Sebelumnya, Rusia juga telah menjadi sasaran kritik, karena dianggap menghambat DK PBB untuk melakukan sidang darurat dan meloloskan resolusi gencatan senjata menyusul peristiwa di Ghouta Timur.
Kini, beberapa hari setelah resolusi itu diloloskan, Kanselir Jerman Angela Merkel dan Presiden Prancis Emmanuel Macron dikabarkan melakukan joint-telephone call dengan Presiden Rusia Vladimir Putin pada Minggu, 25 Februari 2018.
Seperti dikutip dari The Guardian, Merkel dan Macron dikabarkan mendesak Putin agar Rusia dapat menekan Rezim Al Assad untuk mematuhi resolusi DK PBB. Selain itu, tak ada detail lain yang dijelaskan dalam joint-telephone call tersebut.
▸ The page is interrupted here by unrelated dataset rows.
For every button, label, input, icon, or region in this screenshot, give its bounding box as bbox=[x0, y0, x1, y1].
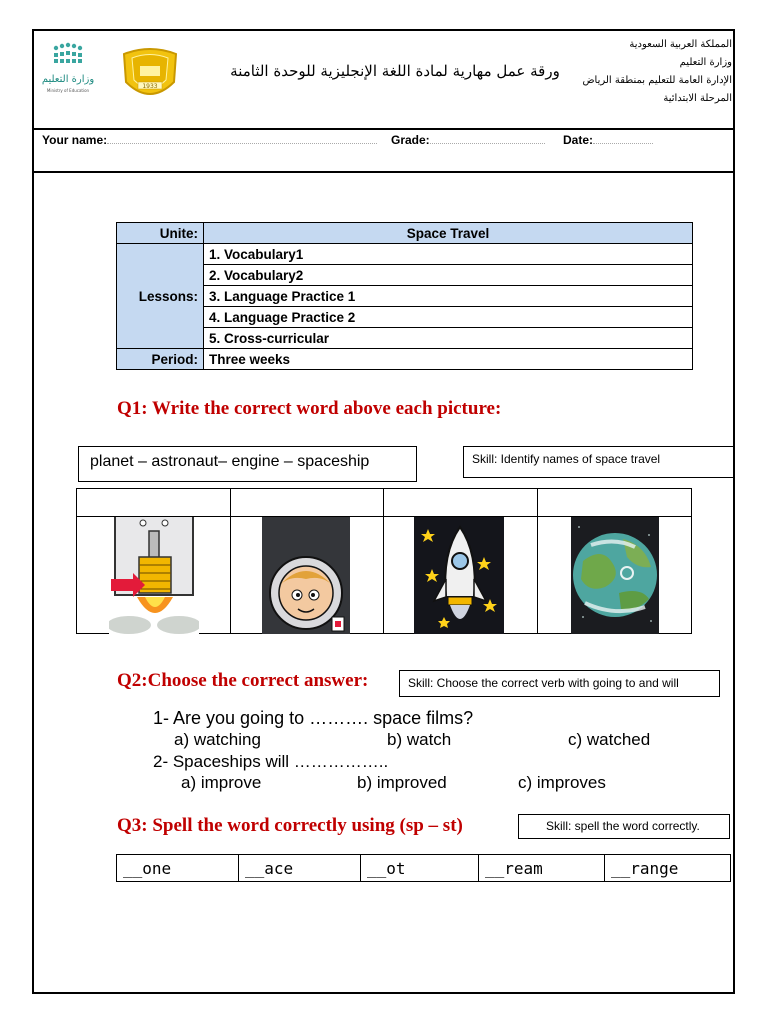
q3-spelling-row bbox=[116, 854, 731, 882]
q1-word-bank: planet – astronaut– engine – spaceship bbox=[78, 446, 417, 482]
lesson-item: 3. Language Practice 1 bbox=[204, 286, 693, 307]
astronaut-picture bbox=[262, 517, 350, 634]
q2-option[interactable]: a) improve bbox=[181, 773, 262, 792]
date-label: Date: bbox=[563, 133, 653, 147]
spelling-blank[interactable]: __ream bbox=[479, 855, 605, 882]
spaceship-picture bbox=[414, 517, 504, 634]
name-label: Your name: bbox=[42, 133, 377, 147]
arabic-line: المملكة العربية السعودية bbox=[629, 39, 732, 50]
q1-picture-grid bbox=[76, 488, 692, 634]
svg-text:Ministry of Education: Ministry of Education bbox=[46, 88, 90, 93]
q2-question-2: 2- Spaceships will …………….. bbox=[153, 752, 389, 771]
picture-cell bbox=[538, 489, 692, 633]
q2-skill-box: Skill: Choose the correct verb with going to and will bbox=[399, 670, 720, 697]
q1-skill-box: Skill: Identify names of space travel bbox=[463, 446, 735, 478]
unite-label: Unite: bbox=[117, 223, 204, 244]
q2-option[interactable]: a) watching bbox=[174, 730, 261, 749]
arabic-ministry-header bbox=[582, 36, 732, 108]
q2-option[interactable]: b) improved bbox=[357, 773, 447, 792]
spelling-blank[interactable]: __ace bbox=[239, 855, 361, 882]
lesson-item: 5. Cross-curricular bbox=[204, 328, 693, 349]
picture-cell bbox=[384, 489, 538, 633]
spelling-blank[interactable]: __range bbox=[611, 859, 679, 878]
q2-option[interactable]: c) watched bbox=[568, 730, 651, 749]
arabic-line: وزارة التعليم bbox=[679, 57, 732, 68]
lessons-label: Lessons: bbox=[117, 244, 204, 349]
picture-cell bbox=[231, 489, 385, 633]
q1-title: Q1: Write the correct word above each picture: bbox=[117, 398, 502, 419]
name-row-divider bbox=[32, 171, 735, 173]
unite-value: Space Travel bbox=[204, 223, 693, 244]
planet-picture bbox=[571, 517, 659, 634]
q2-option[interactable]: b) watch bbox=[387, 730, 452, 749]
lesson-item: 2. Vocabulary2 bbox=[204, 265, 693, 286]
school-emblem bbox=[118, 46, 182, 104]
arabic-worksheet-title: ورقة عمل مهارية لمادة اللغة الإنجليزية للوحدة الثامنة bbox=[230, 62, 560, 80]
q2-title: Q2:Choose the correct answer: bbox=[117, 670, 369, 691]
unit-info-table bbox=[116, 222, 693, 370]
period-value: Three weeks bbox=[204, 349, 693, 370]
engine-picture bbox=[109, 517, 199, 634]
lesson-item: 4. Language Practice 2 bbox=[204, 307, 693, 328]
grade-label: Grade: bbox=[391, 133, 545, 147]
svg-text:1933: 1933 bbox=[142, 83, 158, 90]
q3-skill-box: Skill: spell the word correctly. bbox=[518, 814, 730, 839]
lesson-item: 1. Vocabulary1 bbox=[204, 244, 693, 265]
ministry-of-education-logo bbox=[42, 42, 94, 98]
picture-cell bbox=[77, 489, 231, 633]
period-label: Period: bbox=[117, 349, 204, 370]
spelling-blank[interactable]: __ot bbox=[361, 855, 479, 882]
q3-title: Q3: Spell the word correctly using (sp – st) bbox=[117, 815, 463, 836]
arabic-line: الإدارة العامة للتعليم بمنطقة الرياض bbox=[582, 75, 732, 86]
header-divider bbox=[32, 128, 735, 130]
spelling-blank[interactable]: __one bbox=[117, 855, 239, 882]
svg-text:وزارة التعليم: وزارة التعليم bbox=[42, 74, 94, 85]
q2-option[interactable]: c) improves bbox=[518, 773, 606, 792]
arabic-line: المرحلة الابتدائية bbox=[663, 93, 732, 104]
q2-question-1: 1- Are you going to ………. space films? bbox=[153, 708, 474, 728]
Namun di sisi lain, gencatan senjata itu tidak berlaku untuk operasi militer penumpasan grup teroris terafiliasi ISIS, Al Qaeda, dan Front Al Nusra. Hal itu juga membuat khawatir sejumlah pihak.
Mengutip Telegraph, baik Rusia dan Suriah selalu menuduh bahwa sejumlah kelompok pasukan pemberontak Suriah memiliki afiliasi dengan Al Qaeda.
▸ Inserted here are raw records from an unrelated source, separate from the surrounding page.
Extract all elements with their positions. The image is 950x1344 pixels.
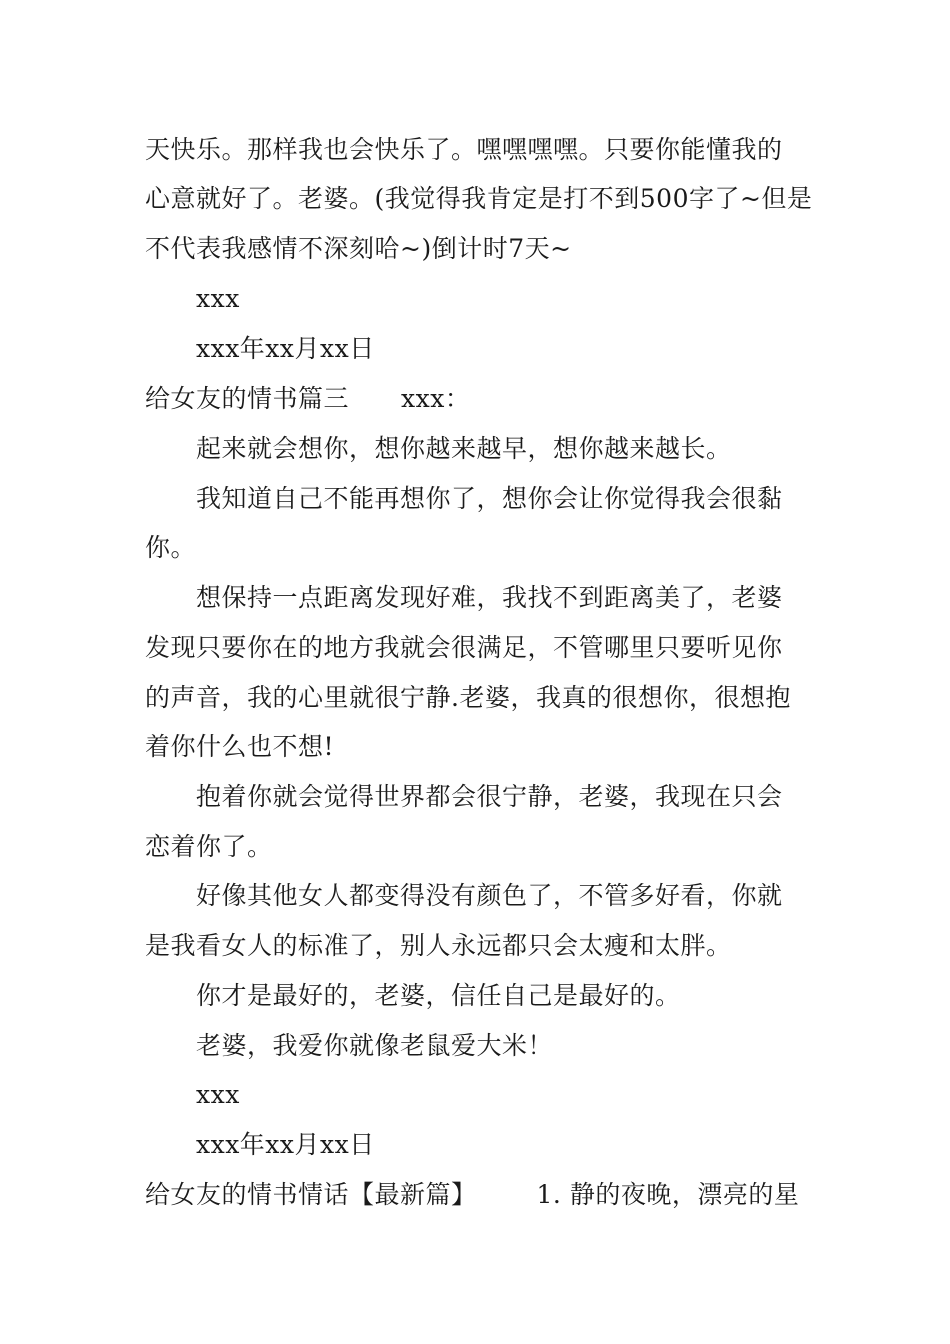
paragraph-line: 不代表我感情不深刻哈~)倒计时7天~ [145,234,572,263]
section-title: 给女友的情书篇三 [145,384,350,413]
paragraph-line: 抱着你就会觉得世界都会很宁静，老婆，我现在只会 [196,782,783,811]
paragraph-line: 着你什么也不想! [145,732,335,761]
paragraph-line: 你才是最好的，老婆，信任自己是最好的。 [196,981,681,1010]
paragraph-line: 好像其他女人都变得没有颜色了，不管多好看，你就 [196,881,783,910]
paragraph-line: 恋着你了。 [145,832,273,861]
signature: xxx [196,284,240,313]
section-heading-row [145,1179,810,1211]
paragraph-line: 起来就会想你，想你越来越早，想你越来越长。 [196,434,732,463]
date-line: xxx年xx月xx日 [196,334,375,363]
section-title: 给女友的情书情话【最新篇】 [145,1180,477,1209]
paragraph-line: 我知道自己不能再想你了，想你会让你觉得我会很黏 [196,484,783,513]
signature: xxx [196,1080,240,1109]
paragraph-line: 想保持一点距离发现好难，我找不到距离美了，老婆 [196,583,783,612]
paragraph-line: 发现只要你在的地方我就会很满足，不管哪里只要听见你 [145,633,783,662]
salutation: xxx： [401,384,471,413]
paragraph-line: 老婆，我爱你就像老鼠爱大米！ [196,1031,554,1060]
paragraph-line: 天快乐。那样我也会快乐了。嘿嘿嘿嘿。只要你能懂我的 [145,135,783,164]
paragraph-line: 的声音，我的心里就很宁静.老婆，我真的很想你，很想抱 [145,683,791,712]
list-item: 1. 静的夜晚，漂亮的星 [536,1180,800,1209]
date-line: xxx年xx月xx日 [196,1130,375,1159]
paragraph-line: 是我看女人的标准了，别人永远都只会太瘦和太胖。 [145,931,732,960]
paragraph-line: 你。 [145,533,197,562]
paragraph-line: 心意就好了。老婆。(我觉得我肯定是打不到500字了~但是 [145,184,813,213]
section-heading-row [145,383,810,415]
Oleh karena itu, diprediksi, mereka akan menggunakan dasar argumentasi itu untuk terus melakukan serangan udara dan bombardir selama resolusi gencatan senjata 30 hari berlangsung.
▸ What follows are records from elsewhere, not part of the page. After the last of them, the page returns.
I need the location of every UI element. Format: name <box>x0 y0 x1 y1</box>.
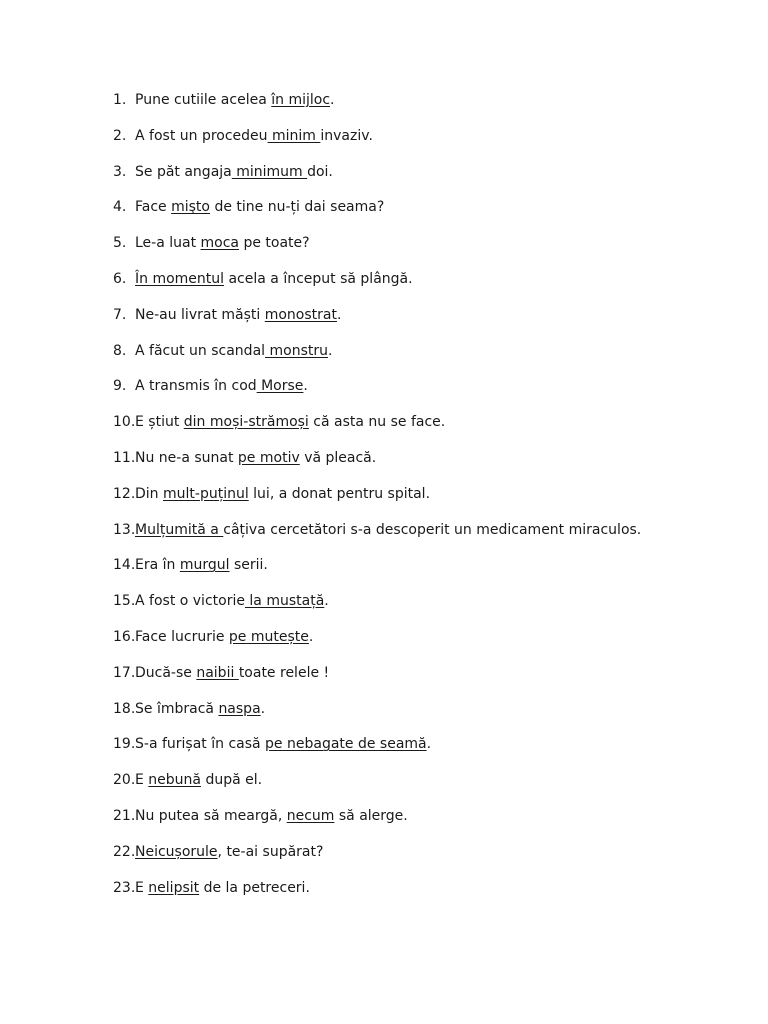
sentence-text: Se îmbracă <box>135 700 219 717</box>
item-number: 4. <box>113 199 127 216</box>
item-number: 20. <box>113 772 136 789</box>
sentence-text: Ducă-se <box>135 664 197 681</box>
item-number: 22. <box>113 843 136 860</box>
list-item <box>113 520 753 556</box>
list-item <box>113 305 753 341</box>
item-number: 8. <box>113 342 127 359</box>
sentence-text: Nu ne-a sunat <box>135 449 238 466</box>
item-sentence <box>135 269 413 305</box>
sentence-text: câțiva cercetători s-a descoperit un medicament miraculos. <box>223 521 642 538</box>
item-number: 6. <box>113 270 127 287</box>
sentence-text: A fost o victorie <box>135 593 245 610</box>
list-item <box>113 197 753 233</box>
sentence-text: de la petreceri. <box>199 879 310 896</box>
underlined-expression: Neicușorule <box>135 843 218 860</box>
item-sentence <box>135 806 408 842</box>
item-sentence <box>135 197 384 233</box>
underlined-expression: minimum <box>231 163 308 180</box>
sentence-text: doi. <box>307 163 333 180</box>
sentence-text: . <box>303 378 308 395</box>
underlined-expression: nelipsit <box>148 879 200 896</box>
item-sentence <box>135 341 332 377</box>
underlined-expression: naibii <box>196 664 239 681</box>
underlined-expression: pe mutește <box>228 628 309 645</box>
item-number: 21. <box>113 807 136 824</box>
sentence-text: lui, a donat pentru spital. <box>248 485 431 502</box>
underlined-expression: Mulțumită a <box>135 521 224 538</box>
sentence-text: vă pleacă. <box>299 449 377 466</box>
list-item <box>113 878 753 914</box>
item-sentence <box>135 376 308 412</box>
sentence-text: acela a început să plângă. <box>224 270 413 287</box>
underlined-expression: mişto <box>171 199 210 216</box>
list-item <box>113 126 753 162</box>
sentence-text: Se păt angaja <box>135 163 232 180</box>
sentence-text: A transmis în cod <box>135 378 257 395</box>
item-number: 19. <box>113 736 136 753</box>
item-sentence <box>135 484 430 520</box>
sentence-text: A fost un procedeu <box>135 127 268 144</box>
underlined-expression: moca <box>200 235 240 252</box>
list-item <box>113 591 753 627</box>
item-sentence <box>135 734 431 770</box>
item-number: 13. <box>113 521 136 538</box>
item-sentence <box>135 520 641 556</box>
underlined-expression: la mustață <box>244 593 325 610</box>
item-number: 15. <box>113 593 136 610</box>
sentence-text: . <box>330 92 335 108</box>
sentence-text: E <box>135 879 149 896</box>
sentence-text: . <box>426 736 432 753</box>
underlined-expression: În momentul <box>135 270 225 287</box>
item-sentence <box>135 770 262 806</box>
item-sentence <box>135 126 373 162</box>
sentence-text: . <box>336 306 342 323</box>
sentence-text: Din <box>135 485 163 502</box>
sentence-text: Face lucrurie <box>135 628 229 645</box>
underlined-expression: din moși-strămoși <box>183 414 309 431</box>
list-item <box>113 341 753 377</box>
item-sentence <box>135 90 334 126</box>
list-item <box>113 484 753 520</box>
item-number: 14. <box>113 557 136 574</box>
list-item <box>113 734 753 770</box>
item-sentence <box>135 305 341 341</box>
underlined-expression: monostrat <box>264 306 337 323</box>
item-number: 10. <box>113 414 136 431</box>
sentence-text: de tine nu-ți dai seama? <box>210 199 385 216</box>
underlined-expression: pe nebagate de seamă <box>265 736 427 753</box>
list-item <box>113 233 753 269</box>
item-sentence <box>135 162 333 198</box>
sentence-text: A făcut un scandal <box>135 342 266 359</box>
item-sentence <box>135 842 323 878</box>
underlined-expression: mult-puținul <box>163 485 249 502</box>
sentence-text: Le-a luat <box>135 235 201 252</box>
list-item <box>113 842 753 878</box>
underlined-expression: necum <box>286 807 335 824</box>
item-sentence <box>135 663 329 699</box>
sentence-text: Nu putea să meargă, <box>135 807 287 824</box>
sentence-text: invaziv. <box>320 127 373 144</box>
sentence-text: S-a furișat în casă <box>135 736 266 753</box>
underlined-expression: naspa <box>218 700 261 717</box>
item-number: 23. <box>113 879 136 896</box>
item-number: 18. <box>113 700 136 717</box>
sentence-text: Face <box>135 199 172 216</box>
underlined-expression: minim <box>267 127 321 144</box>
sentence-text: Pune cutiile acelea <box>135 92 272 108</box>
underlined-expression: Morse <box>256 378 304 395</box>
item-sentence <box>135 627 313 663</box>
list-item <box>113 376 753 412</box>
item-number: 9. <box>113 378 127 395</box>
item-number: 17. <box>113 664 136 681</box>
underlined-expression: nebună <box>148 772 201 789</box>
sentence-text: după el. <box>201 772 263 789</box>
list-item <box>113 770 753 806</box>
sentence-text: toate relele ! <box>238 664 330 681</box>
item-number: 5. <box>113 235 127 252</box>
underlined-expression: în mijloc <box>271 92 331 108</box>
sentence-text: . <box>324 593 329 610</box>
list-item <box>113 162 753 198</box>
list-item <box>113 699 753 735</box>
item-number: 12. <box>113 485 136 502</box>
sentence-text: . <box>260 700 266 717</box>
underlined-expression: pe motiv <box>237 449 300 466</box>
item-sentence <box>135 233 310 269</box>
sentence-text: , te-ai supărat? <box>217 843 324 860</box>
sentence-text: . <box>328 342 333 359</box>
list-item <box>113 412 753 448</box>
list-item <box>113 627 753 663</box>
list-item <box>113 555 753 591</box>
list-item <box>113 663 753 699</box>
item-number: 3. <box>113 163 127 180</box>
sentence-text: să alerge. <box>334 807 408 824</box>
item-number: 1. <box>113 92 127 108</box>
sentence-text: E <box>135 772 149 789</box>
sentence-text: E știut <box>135 414 184 431</box>
item-sentence <box>135 412 445 448</box>
item-sentence <box>135 699 265 735</box>
list-item <box>113 90 753 126</box>
sentence-text: Ne-au livrat măști <box>135 306 265 323</box>
list-item <box>113 806 753 842</box>
item-sentence <box>135 591 329 627</box>
sentence-text: că asta nu se face. <box>308 414 446 431</box>
numbered-sentence-list <box>113 90 753 913</box>
underlined-expression: murgul <box>179 557 230 574</box>
sentence-text: pe toate? <box>239 235 310 252</box>
item-number: 7. <box>113 306 127 323</box>
list-item <box>113 448 753 484</box>
sentence-text: serii. <box>229 557 268 574</box>
item-sentence <box>135 448 376 484</box>
list-item <box>113 269 753 305</box>
item-number: 16. <box>113 628 136 645</box>
sentence-text: . <box>308 628 314 645</box>
underlined-expression: monstru <box>265 342 328 359</box>
item-sentence <box>135 878 310 914</box>
sentence-text: Era în <box>135 557 180 574</box>
item-sentence <box>135 555 268 591</box>
item-number: 11. <box>113 449 136 466</box>
item-number: 2. <box>113 127 127 144</box>
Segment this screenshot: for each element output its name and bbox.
Adapun, seperti dikutip dari The Guardian, kelompok oposisi/pemberontak di Ghouta Timur, Faylaq al-Rahman and Jaish al-Islam, menyatakan siap melakukan gencatan senjata demi membuka jalan bagi bantuan kemanusiaan.
Begitupun Iran -- yang juga koalisi Pasukan Rezim Al Assad -- mengatakan siap mematuhi resolusi gencatan senjata.
Di sisi lain, Turki, yang bertempur melawan Kurdi Suriah di Afrin, Suriah Utara, menyatakan bahwa mereka tidak masuk di dalam daftar negara yang wajib mematuhi resolusi tersebut.
Sementara itu, Amerika Serikat, yang bertempur membantu pasukan oposisi Syrian Democratic Force, belum memberikan kabar apakah turut serta akan melakukan gencatan senjata.
Advertisement
Belum Jelasnya Mekanisme dan Teknis Resolusi
Terlepas dari hal itu, The Guardian menulis bahwa DK PBB sejatinya belum memaparkan lebih detail mengenai teknis pelaksanaan resolusi gencatan senjata, begitu juga dengan mekanisme akses dan penyaluran bantuan kemanusiaan ke wilayah dan masyarakat terdampak.
Sementara itu, Robert Mardini, perwakilan tertinggi Komite Palang Merah Internasional di Timur Tengah, telah mengatakan bahwa dia "terkejut" dengan tingkat kekerasan di sekitar Ghouta Timur dan meminta akses humaniter sesegera mungkin ke warga sipil yang terdampak.
Dia mengatakan kepada wartawan di Beirut bahwa badan bantuan internasional tersebut memiliki sebuah konvoi kemanusiaan yang siap. Namun, pihak berwenang Suriah belum menyetujui bagiannya.
"Skor terbunuh dalam beberapa hari terakhir, statistik mengejutkan, tapi banyak yang masih bisa diselamatkan," kata Mardini.
"Anak-anak, wanita dan pria kelelahan dan ketakutan di Ghouta Timur. Mereka berlutut, melemah karena berbulan-bulan dikepung."